# Kenmore wood stove?



## Bmp49402 (Jun 6, 2016)

looking at getting this kenmore wood stove for my pole barn. Cannot find any information on it and only a few pics from an online auction house that had one for sale. Tag has serial number 119.141000 sears and Roebuck on the back. Want to find some information on this stove and also if it's supposed to have a door latch. I've exhausted my resources to no avail on finding information and called the Sears parts direct and they have no part or model number in their resources for this stove. I'm clueless. Any help wood be appreciated. Thanks


----------



## Lake Girl (Jun 6, 2016)

Sears products are all rebranded appliances ... it may just be "close enough" type info.  Definitely need a door latch on the firebox...

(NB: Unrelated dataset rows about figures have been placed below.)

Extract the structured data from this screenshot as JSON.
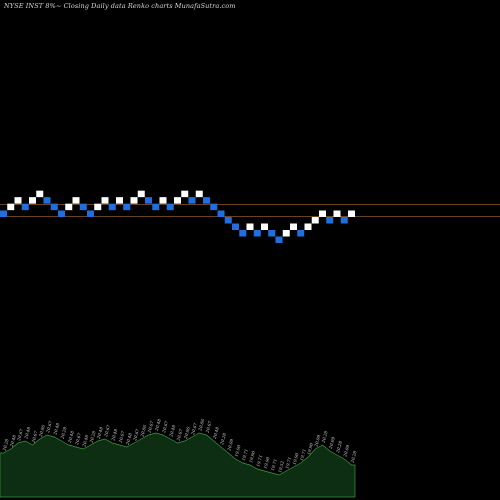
{
  "chart_data": {
    "type": "renko",
    "title": "NYSE INST 8%~  Closing Daily data  Renko  charts MunafaSutra.com",
    "bricks": [
      {
        "price": 20.28,
        "dir": "down"
      },
      {
        "price": 20.48,
        "dir": "up"
      },
      {
        "price": 20.67,
        "dir": "up"
      },
      {
        "price": 20.48,
        "dir": "down"
      },
      {
        "price": 20.67,
        "dir": "up"
      },
      {
        "price": 20.86,
        "dir": "up"
      },
      {
        "price": 20.67,
        "dir": "down"
      },
      {
        "price": 20.48,
        "dir": "down"
      },
      {
        "price": 20.28,
        "dir": "down"
      },
      {
        "price": 20.48,
        "dir": "up"
      },
      {
        "price": 20.67,
        "dir": "up"
      },
      {
        "price": 20.48,
        "dir": "down"
      },
      {
        "price": 20.28,
        "dir": "down"
      },
      {
        "price": 20.48,
        "dir": "up"
      },
      {
        "price": 20.67,
        "dir": "up"
      },
      {
        "price": 20.48,
        "dir": "down"
      },
      {
        "price": 20.67,
        "dir": "up"
      },
      {
        "price": 20.48,
        "dir": "down"
      },
      {
        "price": 20.67,
        "dir": "up"
      },
      {
        "price": 20.86,
        "dir": "up"
      },
      {
        "price": 20.67,
        "dir": "down"
      },
      {
        "price": 20.48,
        "dir": "down"
      },
      {
        "price": 20.67,
        "dir": "up"
      },
      {
        "price": 20.48,
        "dir": "down"
      },
      {
        "price": 20.67,
        "dir": "up"
      },
      {
        "price": 20.86,
        "dir": "up"
      },
      {
        "price": 20.67,
        "dir": "down"
      },
      {
        "price": 20.86,
        "dir": "up"
      },
      {
        "price": 20.67,
        "dir": "down"
      },
      {
        "price": 20.48,
        "dir": "down"
      },
      {
        "price": 20.28,
        "dir": "down"
      },
      {
        "price": 20.09,
        "dir": "down"
      },
      {
        "price": 19.9,
        "dir": "down"
      },
      {
        "price": 19.71,
        "dir": "down"
      },
      {
        "price": 19.9,
        "dir": "up"
      },
      {
        "price": 19.71,
        "dir": "down"
      },
      {
        "price": 19.9,
        "dir": "up"
      },
      {
        "price": 19.71,
        "dir": "down"
      },
      {
        "price": 19.52,
        "dir": "down"
      },
      {
        "price": 19.71,
        "dir": "up"
      },
      {
        "price": 19.9,
        "dir": "up"
      },
      {
        "price": 19.71,
        "dir": "down"
      },
      {
        "price": 19.9,
        "dir": "up"
      },
      {
        "price": 20.09,
        "dir": "up"
      },
      {
        "price": 20.28,
        "dir": "up"
      },
      {
        "price": 20.09,
        "dir": "down"
      },
      {
        "price": 20.28,
        "dir": "up"
      },
      {
        "price": 20.09,
        "dir": "down"
      },
      {
        "price": 20.28,
        "dir": "up"
      }
    ],
    "labels": [
      "20.28",
      "20.48",
      "20.67",
      "20.48",
      "20.67",
      "20.86",
      "20.67",
      "20.48",
      "20.28",
      "20.48",
      "20.67",
      "20.48",
      "20.28",
      "20.48",
      "20.67",
      "20.48",
      "20.67",
      "20.48",
      "20.67",
      "20.86",
      "20.67",
      "20.48",
      "20.67",
      "20.48",
      "20.67",
      "20.86",
      "20.67",
      "20.86",
      "20.67",
      "20.48",
      "20.28",
      "20.09",
      "19.90",
      "19.71",
      "19.90",
      "19.71",
      "19.90",
      "19.71",
      "19.52",
      "19.71",
      "19.90",
      "19.71",
      "19.90",
      "20.09",
      "20.28",
      "20.09",
      "20.28",
      "20.09",
      "20.28"
    ],
    "reference_lines": [
      20.67,
      20.28
    ],
    "volume": [
      22,
      24,
      27,
      28,
      26,
      29,
      31,
      30,
      28,
      26,
      25,
      24,
      26,
      28,
      29,
      27,
      26,
      25,
      27,
      29,
      31,
      32,
      31,
      29,
      27,
      28,
      30,
      32,
      31,
      28,
      25,
      22,
      19,
      17,
      16,
      14,
      13,
      12,
      11,
      13,
      15,
      17,
      20,
      24,
      26,
      23,
      21,
      19,
      16
    ],
    "colors": {
      "background": "#000000",
      "up_brick": "#ffffff",
      "down_brick": "#1f6fe0",
      "reference_line": "#8b5a2b",
      "volume_fill": "#0d2e12",
      "volume_line": "#3a9a3a",
      "label_text": "#cfcfcf"
    }
  }
}
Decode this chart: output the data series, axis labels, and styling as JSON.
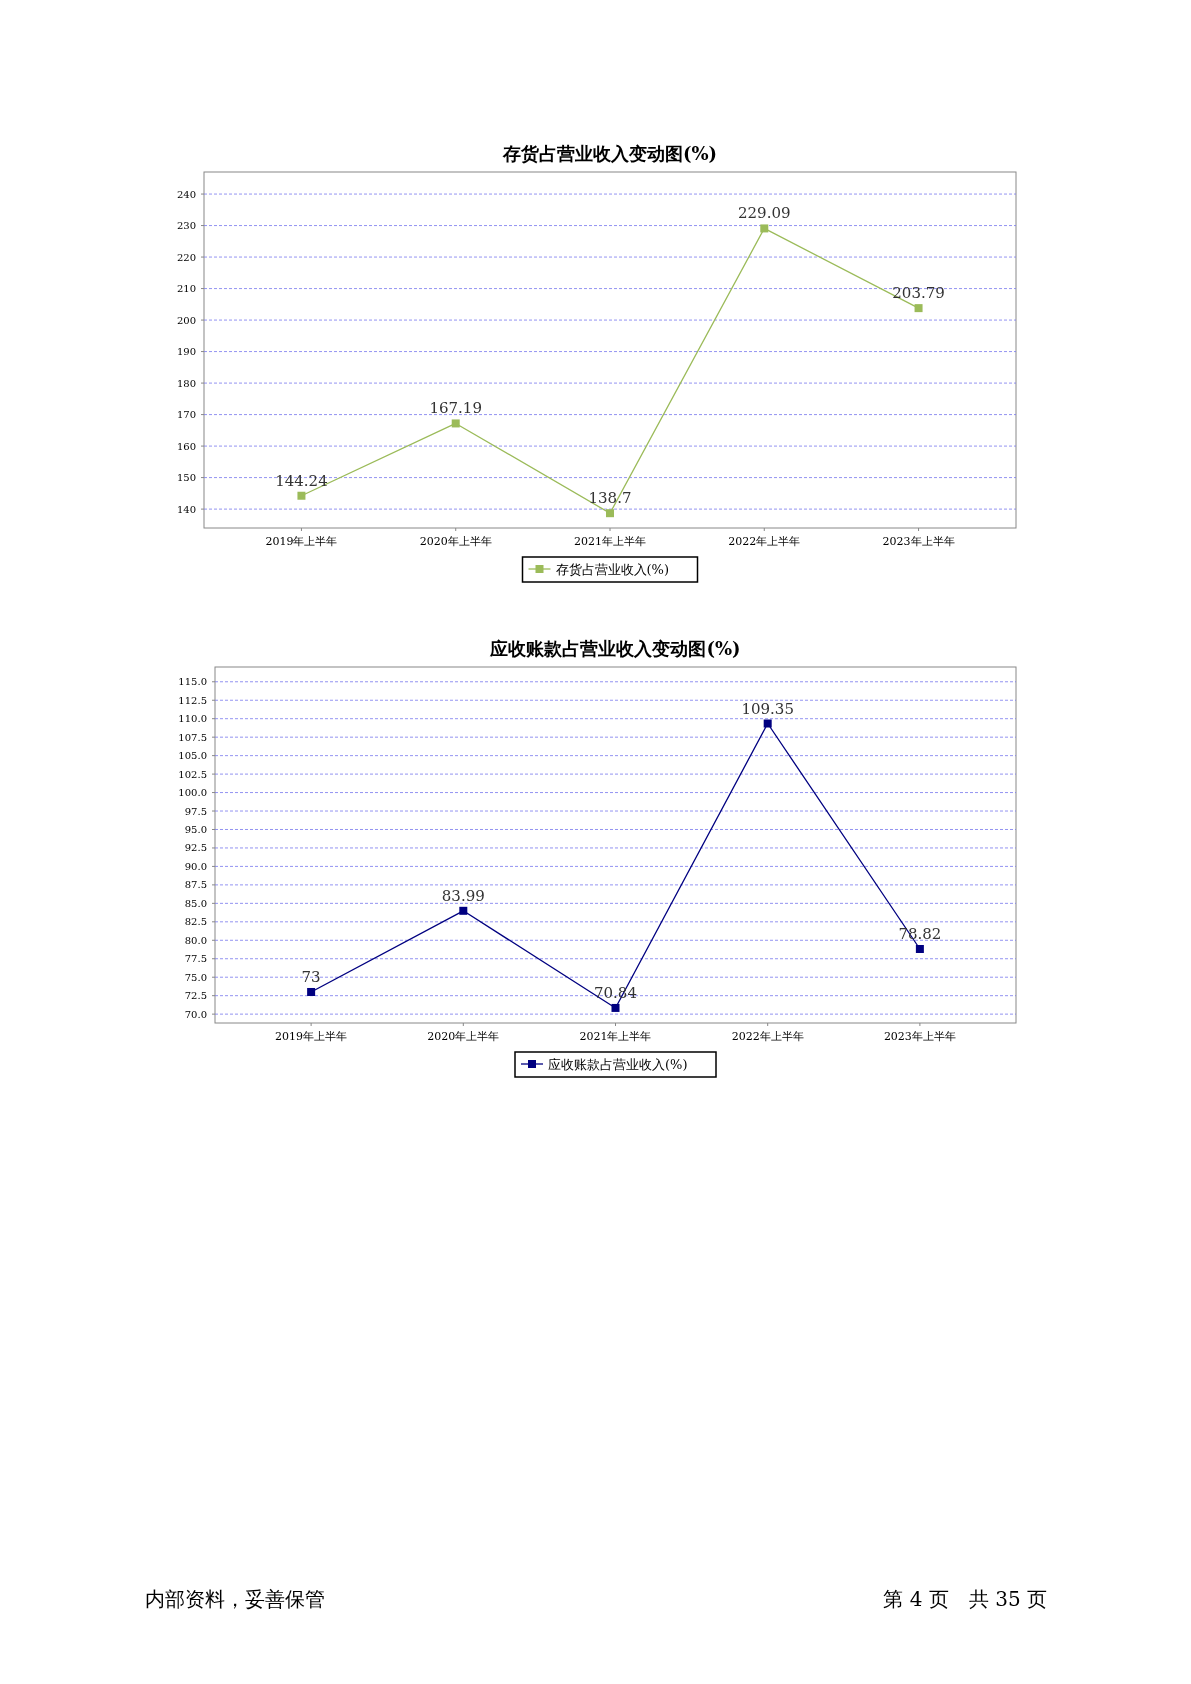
{
  "chart_data": [
    {
      "type": "line",
      "title": "存货占营业收入变动图(%)",
      "categories": [
        "2019年上半年",
        "2020年上半年",
        "2021年上半年",
        "2022年上半年",
        "2023年上半年"
      ],
      "series": [
        {
          "name": "存货占营业收入(%)",
          "color": "#9bbb59",
          "values": [
            144.24,
            167.19,
            138.7,
            229.09,
            203.79
          ]
        }
      ],
      "ylim": [
        134,
        247
      ],
      "yticks": [
        140,
        150,
        160,
        170,
        180,
        190,
        200,
        210,
        220,
        230,
        240
      ],
      "grid": "y",
      "legend": "bottom",
      "marker": "square",
      "line_style": "solid",
      "data_labels": true
    },
    {
      "type": "line",
      "title": "应收账款占营业收入变动图(%)",
      "categories": [
        "2019年上半年",
        "2020年上半年",
        "2021年上半年",
        "2022年上半年",
        "2023年上半年"
      ],
      "series": [
        {
          "name": "应收账款占营业收入(%)",
          "color": "#000080",
          "values": [
            73,
            83.99,
            70.84,
            109.35,
            78.82
          ]
        }
      ],
      "ylim": [
        68.8,
        117
      ],
      "yticks": [
        {
          "value": 70,
          "label": "70.0"
        },
        {
          "value": 72.5,
          "label": "72.5"
        },
        {
          "value": 75,
          "label": "75.0"
        },
        {
          "value": 77.5,
          "label": "77.5"
        },
        {
          "value": 80,
          "label": "80.0"
        },
        {
          "value": 82.5,
          "label": "82.5"
        },
        {
          "value": 85,
          "label": "85.0"
        },
        {
          "value": 87.5,
          "label": "87.5"
        },
        {
          "value": 90,
          "label": "90.0"
        },
        {
          "value": 92.5,
          "label": "92.5"
        },
        {
          "value": 95,
          "label": "95.0"
        },
        {
          "value": 97.5,
          "label": "97.5"
        },
        {
          "value": 100,
          "label": "100.0"
        },
        {
          "value": 102.5,
          "label": "102.5"
        },
        {
          "value": 105,
          "label": "105.0"
        },
        {
          "value": 107.5,
          "label": "107.5"
        },
        {
          "value": 110,
          "label": "110.0"
        },
        {
          "value": 112.5,
          "label": "112.5"
        },
        {
          "value": 115,
          "label": "115.0"
        }
      ],
      "grid": "y",
      "legend": "bottom",
      "marker": "square",
      "line_style": "solid",
      "data_labels": true,
      "annotations": [
        "内部资料，妥善保管",
        "第 4 页　共 35 页"
      ]
    }
  ]
}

Circulator style stove likely 1940s-1950s.  Not having a whole lot of luck finding another one.  Wood/Coal circulators have similar cabinet style but open in front rather than wood side load like the one you are looking at.   http://nepacrossroads.com/about19700.html


----------



## begreen (Jun 6, 2016)

Personally I would not bid more than $5 for this unit.


----------



## BrotherBart (Jun 6, 2016)

http://www.searspartsdirect.com/model-part/143840626/0582/0912000/00024639/00002.html







http://www.searspartsdirect.com/model-number/143840652/0582/0912300.html


----------



## Bmp49402 (Jun 6, 2016)

Thanks everyone's. I'm getting this unit for free and like the idea of the 26" long firebox for the pole barn


----------